Я навалился на табурет всем тельцем, наложив ладони друг на друга крест на крест. Макрогнатус дёрнулся в последней, отчаяной попытке спастись, и покорно затих. Между большими и указательными пальцами моих рук отчётливо виднелся фрагмент спины пациента. Я крикнул: «Коли!» И Серёга взмахнул шприцом.

Табурет не так велик, если рассматривать его как операционный стол. Особенно, когда ассистенты стоят на коленях друг против друга. С глухим стуком серёгин лоб врезался в мой. Новенькие роговые (пластмассовые, конечно!) очки брякнулись с носа, мир стал расплывчатым и неторопливым. Как настоящий учёный, Серёга не разжал после столкновения умов пальцы, и не выпустил из кулака шприца. Я тоже не ударил в грязь лицом, хотя, если честно, мне было легче удержать руки. Могучим жалом шприца Серёга пригвоздил мою верхнюю руку к табурету, и нижняя теперь держалась на месте сама по себе.

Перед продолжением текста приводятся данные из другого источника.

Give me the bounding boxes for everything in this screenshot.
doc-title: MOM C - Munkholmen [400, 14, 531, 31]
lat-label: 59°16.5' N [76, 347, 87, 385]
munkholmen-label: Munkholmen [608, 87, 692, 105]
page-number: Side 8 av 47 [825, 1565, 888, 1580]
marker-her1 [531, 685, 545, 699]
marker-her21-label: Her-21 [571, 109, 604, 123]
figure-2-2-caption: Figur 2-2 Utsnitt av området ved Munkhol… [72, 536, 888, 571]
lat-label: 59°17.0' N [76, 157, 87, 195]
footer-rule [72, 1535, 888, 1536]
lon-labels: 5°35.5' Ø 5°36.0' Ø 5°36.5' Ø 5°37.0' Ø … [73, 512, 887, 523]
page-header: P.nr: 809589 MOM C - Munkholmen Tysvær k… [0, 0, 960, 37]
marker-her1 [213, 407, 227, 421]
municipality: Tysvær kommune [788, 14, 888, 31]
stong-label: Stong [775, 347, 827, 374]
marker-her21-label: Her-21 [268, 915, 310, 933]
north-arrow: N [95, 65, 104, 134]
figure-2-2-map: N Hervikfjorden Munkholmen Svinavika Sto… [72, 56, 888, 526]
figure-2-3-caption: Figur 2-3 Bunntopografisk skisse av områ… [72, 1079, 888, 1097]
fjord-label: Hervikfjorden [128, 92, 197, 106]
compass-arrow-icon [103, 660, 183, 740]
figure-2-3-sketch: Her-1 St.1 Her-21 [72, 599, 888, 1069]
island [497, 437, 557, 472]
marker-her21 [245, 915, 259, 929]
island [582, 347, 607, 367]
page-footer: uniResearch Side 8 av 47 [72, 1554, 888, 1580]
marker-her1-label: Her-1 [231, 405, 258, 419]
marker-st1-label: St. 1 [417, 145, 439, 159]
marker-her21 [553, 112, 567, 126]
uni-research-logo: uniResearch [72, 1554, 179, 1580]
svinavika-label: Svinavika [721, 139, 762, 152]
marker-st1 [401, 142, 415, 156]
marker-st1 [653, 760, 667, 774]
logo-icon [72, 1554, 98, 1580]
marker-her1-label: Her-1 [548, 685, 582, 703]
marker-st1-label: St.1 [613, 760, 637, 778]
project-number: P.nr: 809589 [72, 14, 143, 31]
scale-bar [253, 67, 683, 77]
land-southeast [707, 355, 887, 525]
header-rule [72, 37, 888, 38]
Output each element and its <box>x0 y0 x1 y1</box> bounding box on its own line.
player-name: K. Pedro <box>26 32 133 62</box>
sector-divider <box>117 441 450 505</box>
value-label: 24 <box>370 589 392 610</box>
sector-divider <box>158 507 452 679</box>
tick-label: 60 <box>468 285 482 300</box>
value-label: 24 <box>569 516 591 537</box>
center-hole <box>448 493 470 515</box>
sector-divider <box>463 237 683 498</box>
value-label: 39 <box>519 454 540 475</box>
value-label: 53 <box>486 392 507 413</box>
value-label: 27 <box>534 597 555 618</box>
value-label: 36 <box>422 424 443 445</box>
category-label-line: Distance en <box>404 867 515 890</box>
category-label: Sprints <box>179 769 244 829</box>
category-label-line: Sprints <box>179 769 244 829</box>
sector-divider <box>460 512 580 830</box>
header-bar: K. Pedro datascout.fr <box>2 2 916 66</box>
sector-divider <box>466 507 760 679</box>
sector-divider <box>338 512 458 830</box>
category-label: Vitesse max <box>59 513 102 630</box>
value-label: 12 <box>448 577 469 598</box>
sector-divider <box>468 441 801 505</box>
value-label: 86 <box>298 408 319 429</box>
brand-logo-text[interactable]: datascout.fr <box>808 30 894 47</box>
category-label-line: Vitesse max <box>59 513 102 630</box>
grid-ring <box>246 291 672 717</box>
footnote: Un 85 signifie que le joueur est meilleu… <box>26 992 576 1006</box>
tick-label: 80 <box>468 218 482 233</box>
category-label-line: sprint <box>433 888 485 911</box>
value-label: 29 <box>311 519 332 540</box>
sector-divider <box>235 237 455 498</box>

Как-то мы преодолели внезапно навалившуюся усталость, выдернули из меня и табурета иглу. Отправили второго самца на реабилитацию к первому, уже вполне оправившемуся и бодрому. Конечно, чай уже давно был выпит приятелями. Мы заварили новый. Решительно отвергли любую помощь и отдохнув, через полчаса на удивление легко прокололи всех трёх рыб.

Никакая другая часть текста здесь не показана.